Dossier : IMM-5529-20

Référence : 2023 CF 1003

[TRADUCTION FRANÇAISE]

Ottawa (Ontario), le 21 juillet 2023

En présence de monsieur le juge Pentney

ENTRE :

KANESHANANTH MAHESWARAN

demandeur

et

LE MINISTRE DE LA CITOYENNETÉ
ET DE L’IMMIGRATION

défendeur

JUGEMENT ET MOTIFS

[1] Le demandeur, Kaneshananth Maheswaran, est un Tamoul originaire du nord du Sri Lanka, qui est entré au Canada en 2010 et qui a demandé l’asile. Sa demande d’asile a été rejetée en 2011 et, depuis lors, il a résidé et travaillé au Canada grâce divers permis de travail. Il affirme qu’il s’est établi solidement au Canada, puisqu’il a des antécédents de travail sérieux, qu’il consacre du temps à sa communauté et qu’il entretient une relation étroite et profonde avec sa sœur, son beau-frère, et son neveu. La demande de résidence permanente fondée sur des motifs d’ordre humanitaire présentée par le demandeur à partir du Canada a été rejetée.

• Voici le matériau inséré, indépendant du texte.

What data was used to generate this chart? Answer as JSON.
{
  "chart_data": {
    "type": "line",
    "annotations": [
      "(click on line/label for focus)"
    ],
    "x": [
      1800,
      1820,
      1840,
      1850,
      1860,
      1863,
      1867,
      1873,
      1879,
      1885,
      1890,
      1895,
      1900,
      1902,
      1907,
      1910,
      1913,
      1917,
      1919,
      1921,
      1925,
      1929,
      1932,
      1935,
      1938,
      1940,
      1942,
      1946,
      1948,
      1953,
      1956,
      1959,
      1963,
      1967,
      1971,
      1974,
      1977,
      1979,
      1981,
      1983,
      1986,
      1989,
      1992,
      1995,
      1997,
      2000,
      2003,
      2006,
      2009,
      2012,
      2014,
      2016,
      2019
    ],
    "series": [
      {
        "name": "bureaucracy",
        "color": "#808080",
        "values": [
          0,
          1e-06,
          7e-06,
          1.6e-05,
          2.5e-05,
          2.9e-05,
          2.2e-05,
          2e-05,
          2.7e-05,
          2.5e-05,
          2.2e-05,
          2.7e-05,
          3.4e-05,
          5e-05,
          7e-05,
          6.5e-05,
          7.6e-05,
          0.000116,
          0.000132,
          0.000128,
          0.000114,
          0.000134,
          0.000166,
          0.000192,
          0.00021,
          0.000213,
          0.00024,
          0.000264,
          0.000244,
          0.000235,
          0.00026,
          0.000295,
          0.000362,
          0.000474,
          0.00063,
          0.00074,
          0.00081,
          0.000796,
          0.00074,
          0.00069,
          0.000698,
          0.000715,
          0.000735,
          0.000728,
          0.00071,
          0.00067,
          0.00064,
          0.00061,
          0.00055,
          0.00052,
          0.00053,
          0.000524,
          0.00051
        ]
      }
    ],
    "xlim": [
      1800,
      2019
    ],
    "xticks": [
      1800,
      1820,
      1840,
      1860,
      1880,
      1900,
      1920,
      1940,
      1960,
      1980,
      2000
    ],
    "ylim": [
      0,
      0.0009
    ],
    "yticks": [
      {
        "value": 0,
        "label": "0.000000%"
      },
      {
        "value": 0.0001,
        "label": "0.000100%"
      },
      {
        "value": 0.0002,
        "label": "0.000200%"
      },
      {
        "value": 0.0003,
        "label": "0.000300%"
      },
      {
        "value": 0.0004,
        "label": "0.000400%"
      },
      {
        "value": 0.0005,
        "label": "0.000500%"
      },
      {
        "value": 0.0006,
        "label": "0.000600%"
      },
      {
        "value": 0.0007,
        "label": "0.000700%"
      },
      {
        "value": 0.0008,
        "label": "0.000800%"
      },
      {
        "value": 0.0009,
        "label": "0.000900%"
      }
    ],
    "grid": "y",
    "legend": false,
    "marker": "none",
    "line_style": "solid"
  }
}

[2] Le demandeur sollicite le contrôle judiciaire de la décision de l’agent rejetant sa demande fondée sur des motifs d’ordre humanitaire. Il soutient que la décision est déraisonnable parce que l’agent a appliqué le mauvais critère, qu’il a commis une erreur dans son appréciation des difficultés auxquelles il serait exposé en cas de retour au Sri Lanka et qu’il a écarté à tort son établissement solide au Canada. Enfin, le demandeur prétend que l’agent a effectué une appréciation inadéquate de l’intérêt supérieur de l’enfant, à la lumière des éléments de preuve relatifs à la relation étroite qui l’unit à son neveu.

[3] Pour les motifs qui suivent, j’estime que la question déterminante en l’espèce est l’omission de l’agent d’expliquer en quoi une période d’inactivité relativement courte dans les antécédents de travail du demandeur l’a emporté sur tous les autres facteurs favorables liés à l’établissement. La décision est entachée par une faille inexpliquée dans le raisonnement au sujet d’un élément important, et il s’agit d’une lacune suffisamment grave pour justifier l’annulation de la décision et le renvoi de l’affaire pour réexamen. La demande de contrôle judiciaire sera donc accueillie.

I. Contexte

[4] Le demandeur est un Tamoul originaire du nord du Sri Lanka. Il affirme qu’il a fui son pays parce que sa famille et lui sont pris au milieu du conflit opposant les forces gouvernementales et les Tigres de libération de l’Eelam tamoul (les TLET), et qu’il a été arrêté, interrogé et battu par les forces de sécurité qui croyaient qu’il avait des liens avec les TLET. Le demandeur est d’abord allé au Royaume-Uni muni d’un visa d’étudiant, puis il s’est rendu au Canada en 2010.

[5] À son arrivée au Canada, le demandeur a demandé l’asile au Canada au motif du risque auquel sa famille et lui étaient exposés au Sri Lanka en raison de son identité tamoule, et des mauvais traitements qu’il a subis en raison de ses liens perçus avec les TLET. Les parents du demandeur résident en France en tant que réfugiés, et le demandeur a une sœur au Canada, et une autre sœur établie en Suisse.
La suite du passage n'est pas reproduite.